Freiluftdusche mit Aussicht.
Abschied von Namu'a.
Action-Einlage: Der “Sua Ocean Trench” lockt mit Adrenalin-Versprechen.
Sieht garnicht so hoch aus ...
... ists aber!!! Ganz schön scary, obwohl mittlerweile eine solide Holzleiter die ehemalige, baumelnde Strickleiter ersetzt hat.
Blick von den Klippen nahe des Sua Ocean Trench.
Allgegenwärtige Kokosnusspalmen.
Togitogiga (?) Falls. Eigentlich türkisfarben, waren sie bei uns eher schlamm-braun.

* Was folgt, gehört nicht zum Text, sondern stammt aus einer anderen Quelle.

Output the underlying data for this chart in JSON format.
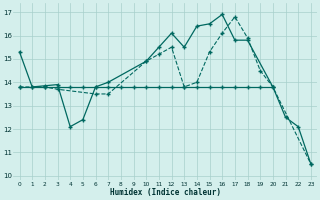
{
  "xlabel": "Humidex (Indice chaleur)",
  "bg_color": "#d4efec",
  "grid_color": "#a8d0cb",
  "line_color": "#006860",
  "xlim": [
    -0.5,
    23.5
  ],
  "ylim": [
    9.8,
    17.4
  ],
  "yticks": [
    10,
    11,
    12,
    13,
    14,
    15,
    16,
    17
  ],
  "xticks": [
    0,
    1,
    2,
    3,
    4,
    5,
    6,
    7,
    8,
    9,
    10,
    11,
    12,
    13,
    14,
    15,
    16,
    17,
    18,
    19,
    20,
    21,
    22,
    23
  ],
  "series1_x": [
    0,
    1,
    2,
    3,
    4,
    5,
    6,
    7,
    8,
    9,
    10,
    11,
    12,
    13,
    14,
    15,
    16,
    17,
    18,
    19,
    20
  ],
  "series1_y": [
    13.8,
    13.8,
    13.8,
    13.8,
    13.8,
    13.8,
    13.8,
    13.8,
    13.8,
    13.8,
    13.8,
    13.8,
    13.8,
    13.8,
    13.8,
    13.8,
    13.8,
    13.8,
    13.8,
    13.8,
    13.8
  ],
  "series2_x": [
    0,
    1,
    2,
    3,
    4,
    5,
    6,
    7,
    10,
    11,
    12,
    13,
    14,
    15,
    16,
    17,
    18,
    20,
    21,
    22,
    23
  ],
  "series2_y": [
    15.3,
    13.8,
    13.85,
    13.9,
    12.1,
    12.4,
    13.8,
    14.0,
    14.9,
    15.5,
    16.1,
    15.5,
    16.4,
    16.5,
    16.9,
    15.8,
    15.8,
    13.8,
    12.5,
    12.1,
    10.5
  ],
  "series3_x": [
    0,
    2,
    3,
    6,
    7,
    10,
    11,
    12,
    13,
    14,
    15,
    16,
    17,
    18,
    19,
    20,
    23
  ],
  "series3_y": [
    13.8,
    13.8,
    13.7,
    13.5,
    13.5,
    14.9,
    15.2,
    15.5,
    13.8,
    14.0,
    15.3,
    16.1,
    16.8,
    15.9,
    14.5,
    13.8,
    10.5
  ]
}
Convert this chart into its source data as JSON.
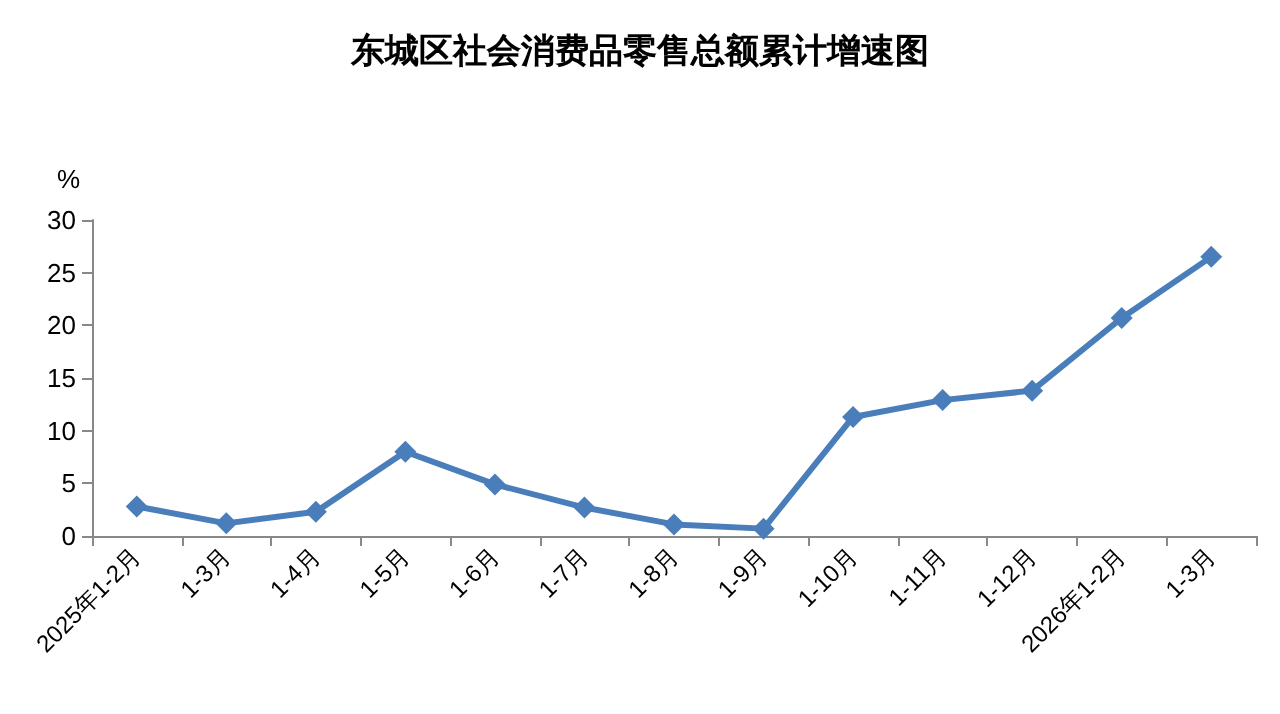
{
  "chart_data": {
    "type": "line",
    "title": "东城区社会消费品零售总额累计增速图",
    "ylabel": "%",
    "categories": [
      "2025年1-2月",
      "1-3月",
      "1-4月",
      "1-5月",
      "1-6月",
      "1-7月",
      "1-8月",
      "1-9月",
      "1-10月",
      "1-11月",
      "1-12月",
      "2026年1-2月",
      "1-3月"
    ],
    "series": [
      {
        "color": "#4a7ebb",
        "values": [
          2.8,
          1.2,
          2.3,
          8.0,
          4.9,
          2.7,
          1.1,
          0.7,
          11.3,
          12.9,
          13.8,
          20.7,
          26.5
        ]
      }
    ],
    "ylim": [
      0,
      30
    ],
    "yticks": [
      0,
      5,
      10,
      15,
      20,
      25,
      30
    ],
    "grid": false,
    "marker": "diamond",
    "line_style": "solid"
  }
}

Macheten-Knirps. Auf Samoa wachsen die Kids nicht nur mit 2 Beinen und 2 Armen, sondern auch ner “angewachsenen” Machete auf.
Schock!!!! Blinder Passagier kam mitten in der Fahrt irgendwo aus Richtung Kofferraum nach vorne gehupst. Ihr hättet Hannah mal schreien hören sollen!
3. Stopp auf Upolu: Virgin Cove Resort. Planschen zum Sonnenuntergang.
Dinner-Location des Virgin Cove Resorts. Hier hat Hannah uns Doppelkopf (Kartenspiel für alle, die es nicht kennen sollten) gelehrt. Ganz schön anstrengend noch so einem langen Tag, hat aber Spass gemacht.
Virgin Cove Strand am nächsten Morgen.
Die Virgin Cove Resort Fales entlang des Wassers.
Auf dem Weg von Virgin Cove nach Apia (Hauptstadt von Samoa). Zwischenstopp an einem der vielen Straßenstände zum Kokosnussmilch-Trinken. Steffen bedient sich gerade an einer (die übrigens bei den Unmengen an Milch die dran ist, locker für alle vier von uns reichte).
Das Samoanische House of Worship. Glaubenstempel der Bahia (googelt mal danach, ist eine recht interessante Religion) und ein absolut friedlicher Ort.
Papea Sliding Rocks: Naturwasserrutschen. Sebastian mal wieder beim Austoben.
Samoa ist ja wunderschön ... wenn da nur nicht diese elenden Moskitos wären. Irgendwann hab ich aufgehört die Stiche zu zählen.
Samoa ade. Schön wars.
”Willkommen“ in Auckland. Einladendes Wetter, oder???